Todos queríamos fazer com que a última noite deste grupo de 5 pessoas de diferentes partes do mundo fosse especial, como os demais dias em que estivemos juntos.
Eu estava muito feliz, estava tomando Pina Colada em Acapulco, com um Havaiano, um Newzelandês, uma Eslovena, um Indiano, uma Inglesa, e com minha amada esposa, que se esforçava para falar com todos, evoluindo seu inglês a cada hora.

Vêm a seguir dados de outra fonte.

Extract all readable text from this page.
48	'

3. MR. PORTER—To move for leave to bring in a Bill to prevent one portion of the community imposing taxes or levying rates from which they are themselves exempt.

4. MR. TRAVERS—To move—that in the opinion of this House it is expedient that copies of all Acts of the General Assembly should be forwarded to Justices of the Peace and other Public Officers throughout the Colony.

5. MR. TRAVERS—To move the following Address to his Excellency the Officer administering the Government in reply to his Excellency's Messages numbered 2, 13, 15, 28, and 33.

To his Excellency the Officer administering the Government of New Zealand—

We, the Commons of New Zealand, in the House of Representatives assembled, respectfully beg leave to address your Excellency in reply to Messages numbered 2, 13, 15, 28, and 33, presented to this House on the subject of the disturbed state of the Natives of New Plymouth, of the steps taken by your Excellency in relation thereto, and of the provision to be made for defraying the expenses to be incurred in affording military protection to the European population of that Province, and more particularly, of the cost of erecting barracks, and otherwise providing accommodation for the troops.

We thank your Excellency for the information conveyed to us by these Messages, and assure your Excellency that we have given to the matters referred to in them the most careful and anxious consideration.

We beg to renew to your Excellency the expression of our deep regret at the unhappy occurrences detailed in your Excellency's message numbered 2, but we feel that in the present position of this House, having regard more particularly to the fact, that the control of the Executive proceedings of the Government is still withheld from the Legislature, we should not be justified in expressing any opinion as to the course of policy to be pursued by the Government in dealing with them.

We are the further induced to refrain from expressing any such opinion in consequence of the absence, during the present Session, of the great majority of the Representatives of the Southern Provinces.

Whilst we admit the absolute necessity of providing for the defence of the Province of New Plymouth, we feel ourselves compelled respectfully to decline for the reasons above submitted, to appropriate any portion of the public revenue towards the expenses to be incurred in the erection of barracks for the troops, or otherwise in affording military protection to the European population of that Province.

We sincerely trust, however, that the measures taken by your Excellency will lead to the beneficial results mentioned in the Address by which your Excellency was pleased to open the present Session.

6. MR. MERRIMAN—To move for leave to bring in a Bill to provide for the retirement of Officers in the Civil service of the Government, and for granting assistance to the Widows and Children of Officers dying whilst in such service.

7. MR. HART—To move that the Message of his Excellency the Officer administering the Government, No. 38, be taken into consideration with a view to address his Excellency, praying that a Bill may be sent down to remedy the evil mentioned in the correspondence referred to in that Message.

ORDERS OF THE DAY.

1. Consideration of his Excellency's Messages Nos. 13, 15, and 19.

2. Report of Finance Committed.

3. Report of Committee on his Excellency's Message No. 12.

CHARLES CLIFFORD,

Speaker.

Cerca de uma hora depois, todos já bem embalados, decidimos seguir para a “balada”, na área turística da cidade, fechamos o valor com dois Fuscas, que mais uma vez fizeram cada centavo valer a pena. Os motoristas entraram no clima e seguiram pela beira-mar acelerando as fucadas ao máximo, fazendo seus motores berrarem alto, abafando seu barulho com músicas locais ao volume máximo em seu interior… Mais adrenalina… Descemos alucinados, o Rhyse chegou a dar 10 dólares de gorjeta para seu motorista, que conseguiu vencer a corrida até o Bar Paradise.
Enquanto acertavam o pagamento dos táxis, me adiantei e descobri que não teríamos que pagar entrada se consumíssemos o equivalente a 25 dólares cada… seria fácil.
O Paradise era uma enorme varanda suspensa sobre a praia de Acapulco, com dançarinas, uma torre de Bungee Jump sobre uma enorme piscina, e naquela noite estava com a famosa promoção da Hora Feliz, pede uma e leva duas….
O Rhyse já chegou mostrando que não estava para brincadeira, encomendou logo 5 doses de tequila (chegaram 10), mais um balde de cerveja, e assim ficou fácil para todos entrarmos no clima e dançarmos bastante.
A música local era a tradicional Cumbia, bastante conhecida pelos frequentadores dos inferninhos de Canasvieiras durante o verão, ritmo só alterado quando fomos perguntados de onde vínhamos e a Rafinha falou - Brasil… aí o Paradise caiu no Samba!
O Indiano não queria ficar para trás do Rhyse e encomendou mais 6 doses (vieram 12), e eu que não bebia Tequila a mais de 10 anos não podia mais negar…. Tinha que entrar no clima com a turma… quando virei a sétima dose parei de contar.
Do nada surgem as garçonetes com dezenas de balões estilo baguete, multicoloridos, e a aposta era quem conseguisse levantar mais alto seu balão iria ganhar um Bungee Jump.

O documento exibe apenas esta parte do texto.